Lead with measurements, not products
A static pressure reading outside spec, a temperature split photo, a CO measurement, a humidity log — numbers turn an upsell into a finding. 'Your static pressure is 0.9 on a system rated for 0.5, which is why the bedroom never cools; here are two ways to fix it' is a fundamentally different conversation than 'want to add duct sealing?'
The six upsell families that earn their place
Most successful HVAC companies standardize on a short menu and train evidence triggers for each:
- IAQ (media filters, UV, ERV/HRV): trigger on allergy complaints, dust photos, or humidity readings.

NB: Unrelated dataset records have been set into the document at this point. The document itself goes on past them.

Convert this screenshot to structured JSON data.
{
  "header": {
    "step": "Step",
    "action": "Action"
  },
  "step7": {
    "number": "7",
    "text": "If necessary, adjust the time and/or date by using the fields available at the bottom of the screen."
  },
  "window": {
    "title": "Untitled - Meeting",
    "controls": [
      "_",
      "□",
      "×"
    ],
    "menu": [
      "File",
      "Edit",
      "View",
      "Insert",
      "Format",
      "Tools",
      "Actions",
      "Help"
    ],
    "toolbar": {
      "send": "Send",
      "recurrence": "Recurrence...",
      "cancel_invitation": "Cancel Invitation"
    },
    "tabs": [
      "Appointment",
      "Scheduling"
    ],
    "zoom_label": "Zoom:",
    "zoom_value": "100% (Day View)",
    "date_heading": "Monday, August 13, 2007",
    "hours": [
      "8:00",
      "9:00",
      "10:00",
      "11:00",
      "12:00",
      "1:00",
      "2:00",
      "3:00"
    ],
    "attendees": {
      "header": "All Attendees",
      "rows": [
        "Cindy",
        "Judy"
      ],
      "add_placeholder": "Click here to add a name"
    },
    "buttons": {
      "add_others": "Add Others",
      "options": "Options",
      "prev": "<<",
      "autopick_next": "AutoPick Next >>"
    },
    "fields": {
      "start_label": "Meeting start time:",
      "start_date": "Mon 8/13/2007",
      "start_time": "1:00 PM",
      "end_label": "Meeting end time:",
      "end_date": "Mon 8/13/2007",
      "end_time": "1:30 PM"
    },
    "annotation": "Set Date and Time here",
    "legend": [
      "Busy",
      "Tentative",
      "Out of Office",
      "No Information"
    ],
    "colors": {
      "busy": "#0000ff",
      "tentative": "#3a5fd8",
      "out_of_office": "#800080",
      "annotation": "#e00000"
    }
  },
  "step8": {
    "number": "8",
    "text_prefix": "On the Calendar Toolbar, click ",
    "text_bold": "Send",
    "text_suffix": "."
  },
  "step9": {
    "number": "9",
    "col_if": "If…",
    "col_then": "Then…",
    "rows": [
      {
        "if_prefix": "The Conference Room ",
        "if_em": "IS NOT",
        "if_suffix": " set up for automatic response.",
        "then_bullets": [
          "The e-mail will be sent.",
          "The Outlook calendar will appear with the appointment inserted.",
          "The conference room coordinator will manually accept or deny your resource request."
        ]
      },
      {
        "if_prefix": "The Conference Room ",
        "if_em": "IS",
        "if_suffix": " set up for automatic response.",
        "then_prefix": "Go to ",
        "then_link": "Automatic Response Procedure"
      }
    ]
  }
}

- Duct sealing & attic insulation: trigger on static pressure, room-to-room temperature deltas, attic photos.
- Smart thermostats & zoning: trigger on schedule complaints and hot/cold-room discovery answers.
- Surge protection & panel work: trigger on panel age, aluminum branch wiring, or compressor history.
- Maintenance membership: offer on every single visit, priced as a no-brainer monthly.
- System upgrade to high-efficiency or cold-climate heat pump: present at replacement with utility-bill math.
Price the upsell as a monthly difference
On a financed replacement, an IAQ package or duct-sealing scope usually adds single-digit dollars per month. Train reps to translate every add-on into that delta. Homeowners who would reject '$1,800 more' routinely accept '$12 a month for the air the kids breathe.'
This is also why add-ons should live in the same proposal as the core system with live totals — separating them into a second quote later kills attach rates.
Maintenance plans: the upsell that compounds
A membership at $19–$29 per month looks like a small win, but it locks in two visits a year — each one a structured cross-sell opportunity — plus priority status that wins the eventual replacement without competitive bidding. Track membership attach rate as a primary KPI for every technician, not as an afterthought.